Introduction: In the current variety of normative documentation for characterizing the impact of water pollutants from centralized water supply systems on public health, it seems relevant to consider methodological approaches to the hygienic assessment of drinking water and unify them in accordance with modern methods. Objective: To consider methodological approaches to assessing risks posed by potable water quality in centralized water supply systems based on public health monitoring data. Materials and methods: The authors reviewed regulatory documents on health risk assessment from chronic exposure to chemicals in tap water. An algorithm has been developed to optimize the assessment of three types of potential risk posed by chemical and organoleptic water quality indicators: carcinogenic, non-carcinogenic, and organoleptic.
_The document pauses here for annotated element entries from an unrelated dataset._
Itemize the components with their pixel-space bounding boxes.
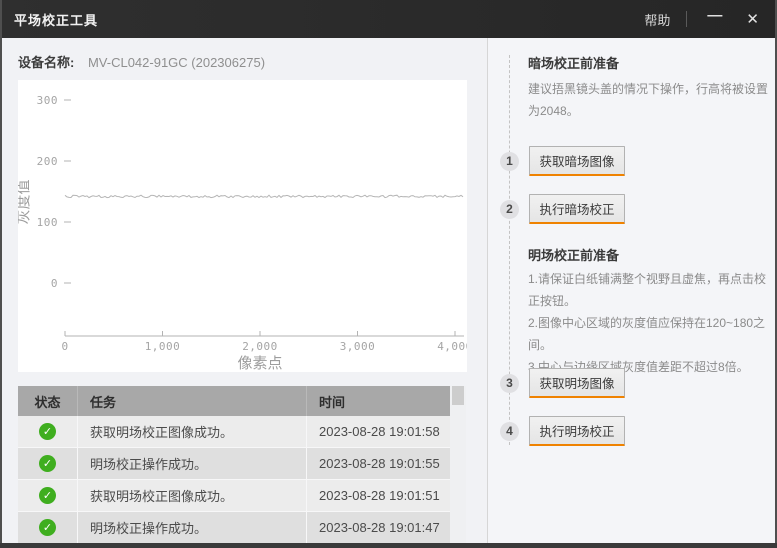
step-number-2: 2: [500, 200, 519, 219]
svg-text:4,000: 4,000: [437, 340, 467, 353]
device-name-label: 设备名称:: [18, 55, 74, 70]
step-number-3: 3: [500, 374, 519, 393]
bright-field-section-title: 明场校正前准备: [528, 245, 768, 264]
dark-field-description: 建议捂黑镜头盖的情况下操作，行高将被设置为2048。: [528, 78, 770, 122]
table-row[interactable]: ✓ 明场校正操作成功。 2023-08-28 19:01:47: [18, 512, 450, 544]
titlebar-separator: [686, 11, 687, 27]
bright-field-notes: 1.请保证白纸铺满整个视野且虚焦，再点击校正按钮。 2.图像中心区域的灰度值应保…: [528, 268, 770, 378]
step-4: 4 执行明场校正: [500, 416, 625, 446]
success-check-icon: ✓: [39, 519, 56, 536]
svg-text:0: 0: [61, 340, 68, 353]
panel-divider: [487, 38, 488, 548]
step-3: 3 获取明场图像: [500, 368, 625, 398]
device-name-value: MV-CL042-91GC (202306275): [88, 55, 265, 70]
bright-note-2: 2.图像中心区域的灰度值应保持在120~180之间。: [528, 312, 770, 356]
table-row[interactable]: ✓ 获取明场校正图像成功。 2023-08-28 19:01:51: [18, 480, 450, 512]
window-border-bottom: [0, 543, 777, 548]
svg-text:100: 100: [37, 216, 58, 229]
column-header-task: 任务: [78, 386, 307, 416]
execute-dark-correction-button[interactable]: 执行暗场校正: [529, 194, 625, 224]
log-task: 明场校正操作成功。: [78, 512, 307, 544]
device-name-row: 设备名称: MV-CL042-91GC (202306275): [18, 52, 265, 71]
dark-field-section-title: 暗场校正前准备: [528, 53, 768, 72]
svg-text:3,000: 3,000: [340, 340, 376, 353]
step-1: 1 获取暗场图像: [500, 146, 625, 176]
help-button[interactable]: 帮助: [644, 10, 670, 29]
log-time: 2023-08-28 19:01:55: [307, 448, 449, 480]
titlebar: 平场校正工具 帮助 — ✕: [0, 0, 777, 38]
log-task: 获取明场校正图像成功。: [78, 416, 307, 448]
svg-text:200: 200: [37, 155, 58, 168]
window-title: 平场校正工具: [14, 10, 98, 29]
table-row[interactable]: ✓ 明场校正操作成功。 2023-08-28 19:01:55: [18, 448, 450, 480]
steps-panel: 暗场校正前准备 建议捂黑镜头盖的情况下操作，行高将被设置为2048。 1 获取暗…: [488, 38, 777, 548]
svg-text:灰度值: 灰度值: [18, 179, 32, 224]
acquire-bright-image-button[interactable]: 获取明场图像: [529, 368, 625, 398]
table-header: 状态 任务 时间: [18, 386, 450, 416]
log-time: 2023-08-28 19:01:58: [307, 416, 449, 448]
minimize-icon[interactable]: —: [703, 11, 726, 27]
column-header-time: 时间: [307, 386, 449, 416]
log-task: 获取明场校正图像成功。: [78, 480, 307, 512]
step-2: 2 执行暗场校正: [500, 194, 625, 224]
chart-svg: 0 100 200 300 0 1,000 2,000 3,000 4,000 像素点 灰度值: [18, 80, 467, 372]
table-row[interactable]: ✓ 获取明场校正图像成功。 2023-08-28 19:01:58: [18, 416, 450, 448]
success-check-icon: ✓: [39, 423, 56, 440]
log-time: 2023-08-28 19:01:51: [307, 480, 449, 512]
success-check-icon: ✓: [39, 487, 56, 504]
close-icon[interactable]: ✕: [742, 10, 763, 28]
acquire-dark-image-button[interactable]: 获取暗场图像: [529, 146, 625, 176]
table-scrollbar[interactable]: [450, 386, 466, 543]
step-number-1: 1: [500, 152, 519, 171]
log-table: 状态 任务 时间 ✓ 获取明场校正图像成功。 2023-08-28 19:01:…: [18, 386, 450, 544]
svg-text:像素点: 像素点: [237, 355, 282, 372]
log-task: 明场校正操作成功。: [78, 448, 307, 480]
window-border-left: [0, 0, 2, 548]
execute-bright-correction-button[interactable]: 执行明场校正: [529, 416, 625, 446]
svg-text:2,000: 2,000: [242, 340, 278, 353]
success-check-icon: ✓: [39, 455, 56, 472]
gray-value-chart: 0 100 200 300 0 1,000 2,000 3,000 4,000 像素点 灰度值: [18, 80, 467, 372]
column-header-status: 状态: [18, 386, 78, 416]
main-panel: 设备名称: MV-CL042-91GC (202306275) 0 100 200 3…: [0, 38, 487, 548]
step-number-4: 4: [500, 422, 519, 441]
svg-text:1,000: 1,000: [145, 340, 181, 353]
svg-text:300: 300: [37, 94, 58, 107]
bright-note-1: 1.请保证白纸铺满整个视野且虚焦，再点击校正按钮。: [528, 268, 770, 312]
scrollbar-thumb[interactable]: [452, 386, 464, 405]
svg-text:0: 0: [51, 277, 58, 290]
titlebar-controls: 帮助 — ✕: [644, 10, 763, 29]
log-time: 2023-08-28 19:01:47: [307, 512, 449, 544]
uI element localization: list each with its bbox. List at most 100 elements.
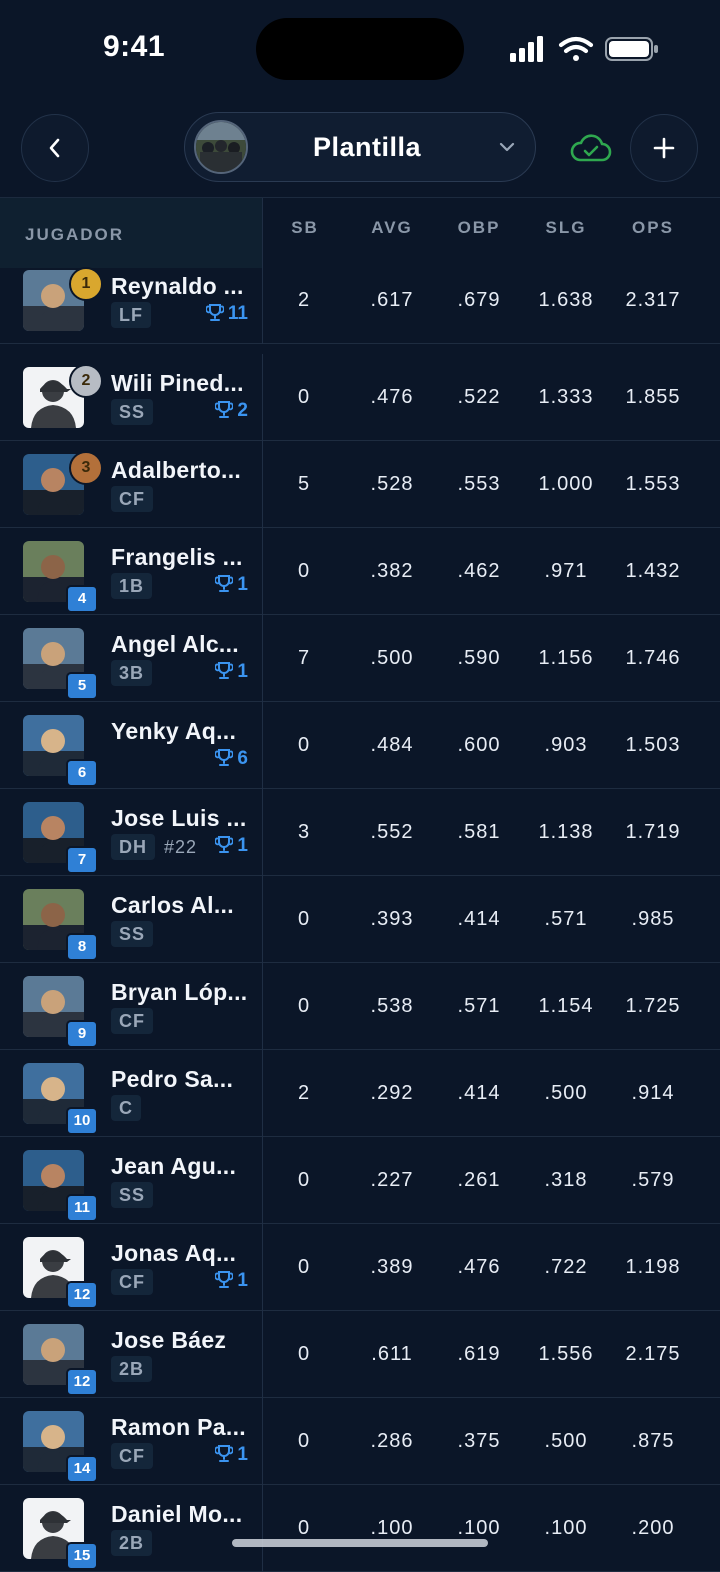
stat-ops: 1.719: [625, 821, 681, 843]
add-button[interactable]: [630, 114, 698, 182]
stat-sb: 0: [297, 908, 311, 930]
trophy-count: 2: [214, 400, 248, 422]
player-row[interactable]: 14 Ramon Pa... CF 1 0 .286 .375 .500 .875: [0, 1398, 720, 1485]
player-cell[interactable]: 3 Adalberto... CF: [0, 441, 263, 528]
player-name: Bryan Lóp...: [111, 979, 248, 1005]
trophy-count: 1: [214, 574, 248, 596]
stat-obp: .600: [457, 734, 501, 756]
player-cell[interactable]: 1 Reynaldo ... LF 11: [0, 267, 263, 344]
stat-obp: .571: [457, 995, 501, 1017]
player-cell[interactable]: 14 Ramon Pa... CF 1: [0, 1398, 263, 1485]
stat-sb: 0: [297, 1256, 311, 1278]
cloud-check-icon[interactable]: [570, 134, 612, 164]
stat-ops: .985: [631, 908, 675, 930]
player-cell[interactable]: 2 Wili Pined... SS 2: [0, 354, 263, 441]
status-bar: 9:41: [0, 0, 720, 100]
column-header-slg[interactable]: SLG: [526, 218, 606, 238]
player-row[interactable]: 8 Carlos Al... SS 0 .393 .414 .571 .985: [0, 876, 720, 963]
player-row[interactable]: 12 Jose Báez 2B 0 .611 .619 1.556 2.175: [0, 1311, 720, 1398]
position-chip: SS: [111, 399, 154, 425]
back-button[interactable]: [21, 114, 89, 182]
stat-sb: 0: [297, 1517, 311, 1539]
player-row[interactable]: 6 Yenky Aq... 6 0 .484 .600 .903 1.503: [0, 702, 720, 789]
rank-badge: 10: [66, 1107, 98, 1135]
stat-sb: 0: [297, 734, 311, 756]
column-header-avg[interactable]: AVG: [352, 218, 432, 238]
rank-badge: 6: [66, 759, 98, 787]
stat-sb: 0: [297, 995, 311, 1017]
column-header-obp[interactable]: OBP: [439, 218, 519, 238]
stat-sb: 2: [297, 289, 311, 311]
player-cell[interactable]: 12 Jonas Aq... CF 1: [0, 1224, 263, 1311]
player-row[interactable]: 3 Adalberto... CF 5 .528 .553 1.000 1.553: [0, 441, 720, 528]
stat-obp: .590: [457, 647, 501, 669]
stat-obp: .581: [457, 821, 501, 843]
player-cell[interactable]: 9 Bryan Lóp... CF: [0, 963, 263, 1050]
player-row[interactable]: 1 Reynaldo ... LF 11 2 .617 .679 1.638 2.317: [0, 267, 720, 344]
table-header: JUGADOR SB AVG OBP SLG OPS: [0, 197, 720, 268]
trophy-icon: [214, 1271, 235, 1288]
player-cell[interactable]: 8 Carlos Al... SS: [0, 876, 263, 963]
player-row[interactable]: 12 Jonas Aq... CF 1 0 .389 .476 .722 1.198: [0, 1224, 720, 1311]
trophy-icon: [214, 749, 235, 766]
stat-slg: 1.333: [538, 386, 594, 408]
stat-slg: .500: [544, 1082, 588, 1104]
stat-obp: .462: [457, 560, 501, 582]
player-row[interactable]: 15 Daniel Mo... 2B 0 .100 .100 .100 .200: [0, 1485, 720, 1572]
player-row[interactable]: 4 Frangelis ... 1B 1 0 .382 .462 .971 1.432: [0, 528, 720, 615]
player-name: Jonas Aq...: [111, 1240, 237, 1266]
player-cell[interactable]: 15 Daniel Mo... 2B: [0, 1485, 263, 1572]
stat-ops: 1.855: [625, 386, 681, 408]
stat-slg: .903: [544, 734, 588, 756]
position-chip: 1B: [111, 573, 153, 599]
rank-badge: 8: [66, 933, 98, 961]
column-header-sb[interactable]: SB: [265, 218, 345, 238]
stat-slg: .571: [544, 908, 588, 930]
stat-obp: .100: [457, 1517, 501, 1539]
player-name: Ramon Pa...: [111, 1414, 246, 1440]
stat-avg: .528: [370, 473, 414, 495]
stat-avg: .538: [370, 995, 414, 1017]
player-row[interactable]: 2 Wili Pined... SS 2 0 .476 .522 1.333 1.855: [0, 354, 720, 441]
stat-slg: .971: [544, 560, 588, 582]
stat-ops: .200: [631, 1517, 675, 1539]
rank-badge: 4: [66, 585, 98, 613]
player-row[interactable]: 7 Jose Luis ... DH #22 1 3 .552 .581 1.138 1.719: [0, 789, 720, 876]
rank-badge: 9: [66, 1020, 98, 1048]
signal-icon: [510, 36, 543, 62]
rank-badge: 14: [66, 1455, 98, 1483]
position-chip: 3B: [111, 660, 153, 686]
player-cell[interactable]: 5 Angel Alc... 3B 1: [0, 615, 263, 702]
player-cell[interactable]: 7 Jose Luis ... DH #22 1: [0, 789, 263, 876]
stat-avg: .611: [371, 1343, 413, 1365]
stat-avg: .100: [370, 1517, 414, 1539]
trophy-icon: [214, 401, 235, 418]
stat-avg: .552: [370, 821, 414, 843]
rank-badge: 7: [66, 846, 98, 874]
player-row[interactable]: 11 Jean Agu... SS 0 .227 .261 .318 .579: [0, 1137, 720, 1224]
stat-obp: .619: [457, 1343, 501, 1365]
stat-obp: .679: [457, 289, 501, 311]
column-header-ops[interactable]: OPS: [613, 218, 693, 238]
trophy-icon: [214, 836, 235, 853]
player-row[interactable]: 5 Angel Alc... 3B 1 7 .500 .590 1.156 1.746: [0, 615, 720, 702]
stat-sb: 5: [297, 473, 311, 495]
stat-slg: .318: [544, 1169, 588, 1191]
stat-obp: .522: [457, 386, 501, 408]
player-cell[interactable]: 4 Frangelis ... 1B 1: [0, 528, 263, 615]
dynamic-island: [256, 18, 464, 80]
player-row[interactable]: 9 Bryan Lóp... CF 0 .538 .571 1.154 1.725: [0, 963, 720, 1050]
app-header: Plantilla: [0, 104, 720, 196]
trophy-icon: [214, 662, 235, 679]
player-cell[interactable]: 6 Yenky Aq... 6: [0, 702, 263, 789]
player-column-header[interactable]: JUGADOR: [0, 198, 263, 268]
position-chip: SS: [111, 921, 154, 947]
player-cell[interactable]: 10 Pedro Sa... C: [0, 1050, 263, 1137]
position-chip: 2B: [111, 1530, 153, 1556]
player-cell[interactable]: 11 Jean Agu... SS: [0, 1137, 263, 1224]
position-chip: DH: [111, 834, 155, 860]
team-selector[interactable]: Plantilla: [184, 112, 536, 182]
player-cell[interactable]: 12 Jose Báez 2B: [0, 1311, 263, 1398]
stat-avg: .227: [370, 1169, 414, 1191]
player-row[interactable]: 10 Pedro Sa... C 2 .292 .414 .500 .914: [0, 1050, 720, 1137]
Results: In the first place, we determined steps of risk assessment aimed at focusing on priority indicators and excluding those chemicals which method of determination does not allow determining the concentration or interferes with its averaging. The variability in the assessment of non-carcinogenic risk due to differences in the values of safe doses/concentrations and the procedure for calculating risk values and their interpretation was noted. A comparative description of the procedure for assessing carcinogenic risk and the classification of its levels are given. The authors present an algorithm for optimizing risk assessment related to the quality of drinking water from centralized water supply systems based on socio-hygienic monitoring data. Conclusion: The presented algorithm, which is based on regulations with authors’ additions, involves most of the aspects that hygienists face when planning and studying the health effects of drinking water quality. It enables optimization of assessing risks of exposure to water contaminants from centralized water supply systems based on socio-hygienic monitoring data. In addition, it summarizes the ambiguous procedure for risk assessment established in the regulatory documentation, supplemented by the experience of domestic long-term studies.